第15話

「シャーリー様、ごきげんよう」



ディアンヌの以前と違う様子に気がついたのだろうか。

するとシャーリーの表情が一気に強張ってく。

いつもの違うよそよそしい態度にしたのはディアンヌなりの気遣いだった。

お茶会の誘いを断ったことでシャーリーは諦めたのかと思いきや、こうして前に姿を現したことに驚いていた。


(どうしてわざわざ話しかけてくるのかしら……)


あれだけのことをしておいて、こうして普通に話しかけてくるシャーリーの神経がわからなかった。

ディアンヌがニッコリと笑みを浮かべてその場を去ろうとすると目の前に立ち塞がる。


シャーリーと名前を聞いたリュドヴィックがディアンヌを庇うように前に出る。

リュドヴィックに睨まれたシャーリーは勢いに押されたのか一歩後ろに下がった。

彼のいつもとは違う雰囲気にピーターもディアンヌを守るように前に出ている。


まるで騎士のようなピーターの行動にディアンヌが感動していると後ろにいたシャーリーの婚約者、ジェルマンが焦ったように彼女の腕を引いている。

固く手を握りしめたシャーリーはジェルマンの腕を振り払う。



「話があるんだけど、いいかしら……?」



リュドヴィックはチラリとディアンヌに視線を送る。

ディアンヌはわずかに頷いた後に前に出た。



「シャーリー様、なんでしょうか? 話ならここで聞きますわ」


「……ッ、そんなこと言わないで久しぶりに二人で話しましょうよ?」



どうやらシャーリーはどうあってもディアンヌと二人きりで話したいようだ。

何を言っても引き下がるつもりのないシャーリーはこれ以上、リュドヴィックとピーターに迷惑をかけられないと思った。

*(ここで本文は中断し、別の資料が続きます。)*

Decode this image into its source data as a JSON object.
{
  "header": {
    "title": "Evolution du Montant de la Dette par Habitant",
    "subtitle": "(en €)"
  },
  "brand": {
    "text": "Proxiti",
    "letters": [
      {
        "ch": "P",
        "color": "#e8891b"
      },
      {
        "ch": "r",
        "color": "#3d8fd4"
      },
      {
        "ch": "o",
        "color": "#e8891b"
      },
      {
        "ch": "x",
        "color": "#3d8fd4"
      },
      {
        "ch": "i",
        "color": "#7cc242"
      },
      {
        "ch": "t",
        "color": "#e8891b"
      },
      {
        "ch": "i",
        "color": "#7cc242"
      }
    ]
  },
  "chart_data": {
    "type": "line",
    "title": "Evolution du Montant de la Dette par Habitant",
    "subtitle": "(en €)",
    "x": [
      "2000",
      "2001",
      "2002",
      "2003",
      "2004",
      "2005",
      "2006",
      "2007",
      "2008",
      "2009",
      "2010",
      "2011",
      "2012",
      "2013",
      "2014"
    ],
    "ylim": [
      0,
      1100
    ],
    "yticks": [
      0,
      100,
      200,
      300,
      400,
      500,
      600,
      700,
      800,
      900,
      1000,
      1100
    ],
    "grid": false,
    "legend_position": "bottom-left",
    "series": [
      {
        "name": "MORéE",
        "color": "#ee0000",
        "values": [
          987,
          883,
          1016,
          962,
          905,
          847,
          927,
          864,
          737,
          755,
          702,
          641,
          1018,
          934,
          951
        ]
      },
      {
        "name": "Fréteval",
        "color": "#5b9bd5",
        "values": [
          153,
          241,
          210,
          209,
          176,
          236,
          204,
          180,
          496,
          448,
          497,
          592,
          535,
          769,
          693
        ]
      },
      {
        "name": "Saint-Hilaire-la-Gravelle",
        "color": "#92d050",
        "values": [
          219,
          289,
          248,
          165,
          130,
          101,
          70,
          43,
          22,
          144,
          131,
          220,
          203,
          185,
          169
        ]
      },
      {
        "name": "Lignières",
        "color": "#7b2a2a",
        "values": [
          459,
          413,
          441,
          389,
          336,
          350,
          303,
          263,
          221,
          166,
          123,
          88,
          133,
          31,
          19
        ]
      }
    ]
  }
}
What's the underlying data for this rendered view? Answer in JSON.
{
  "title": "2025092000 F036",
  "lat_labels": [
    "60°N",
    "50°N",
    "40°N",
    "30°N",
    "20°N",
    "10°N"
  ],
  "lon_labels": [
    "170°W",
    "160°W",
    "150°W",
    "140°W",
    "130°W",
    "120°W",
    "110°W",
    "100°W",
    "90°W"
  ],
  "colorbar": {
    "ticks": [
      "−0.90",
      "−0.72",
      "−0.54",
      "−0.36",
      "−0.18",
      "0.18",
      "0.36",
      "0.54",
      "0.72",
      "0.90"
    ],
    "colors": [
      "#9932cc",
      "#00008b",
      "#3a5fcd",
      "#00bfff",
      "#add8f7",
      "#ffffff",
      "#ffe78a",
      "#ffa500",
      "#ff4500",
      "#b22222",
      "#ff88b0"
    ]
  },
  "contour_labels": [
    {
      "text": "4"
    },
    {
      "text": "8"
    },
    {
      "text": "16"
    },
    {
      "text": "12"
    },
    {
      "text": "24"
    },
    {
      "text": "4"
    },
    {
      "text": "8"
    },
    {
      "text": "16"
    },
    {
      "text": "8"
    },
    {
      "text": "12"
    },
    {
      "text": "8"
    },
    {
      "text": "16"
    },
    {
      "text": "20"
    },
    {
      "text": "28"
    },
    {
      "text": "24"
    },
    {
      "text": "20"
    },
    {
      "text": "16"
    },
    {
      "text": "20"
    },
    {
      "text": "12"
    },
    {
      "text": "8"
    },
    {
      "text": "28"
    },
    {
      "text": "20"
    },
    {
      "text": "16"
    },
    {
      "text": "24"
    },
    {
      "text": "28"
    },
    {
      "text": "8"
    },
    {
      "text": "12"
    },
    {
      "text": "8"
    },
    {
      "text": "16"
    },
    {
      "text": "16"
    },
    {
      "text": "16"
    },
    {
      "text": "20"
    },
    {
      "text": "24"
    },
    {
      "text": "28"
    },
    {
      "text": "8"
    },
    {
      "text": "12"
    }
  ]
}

ディアンヌはリュドヴィックに目配せした後に二人きりで話すことを了承する。

そしてディアンヌはリュドヴィックに言われて、あることを思い出していた。


(……教えてもらったあの場所でなら大丈夫なはず)


二人でテラスに向かい扉を閉める。

ピーターとリュドヴィック、ジェルマンが焦っている姿がガラス越しで見えた。

ディアンヌとシャーリーの間には冷たい風が通り抜ける。

ここでならシャーリーの本性が出るはずだ。



「随分と調子に乗っているじゃない……!」


「何が言いたいのでしょうか?」


「アンタが公爵夫人なんてありえないわ。多少、見れるようになったとしてもその程度なのよっ!」


「…………」



すぐに本性を出してきたシャーリーには笑ってしまう。

ディアンヌはシャーリーの本音を聞いてため息を吐き出す。

やはりお茶会の誘いも、きっとディアンヌを失脚させるためのものだったのだろう。



「それを言いにわざわざ呼び出したのですか?」



ディアンヌがそう言うとシャーリーの顔が大きく歪む。

しかしリュドヴィックたちの視線があるからか掴みかかるようなことはなかった。


(文句を言うだけだったら、もう聞く価値はないわ)


ディアンヌがそう言って足を進めようとすると、立ち塞がるようにシャーリーが立つ。



「アンタの方が上だなんて認めないんだからっ!」


「……どういう意味でしょうか?」


「男爵令嬢のくせに調子乗ってんじゃないわよ」



鼻息荒く暴言を吐くシャーリーにディアンヌはため息を吐いた。

ディアンヌの冷めた様子にシャーリーの怒りは増していく。

シャーリーはただディアンヌが公爵夫人としてここに立っていることが余程気に入らないのだろう。

だからジェルマンの顔がみるみるうちに青ざめていくことも、リュドヴィックとピーターが怒りに顔を歪めていることも見えていない。

シャーリーはブツブツと何かを呟きながらディアンヌを血走った目で睨みつけている。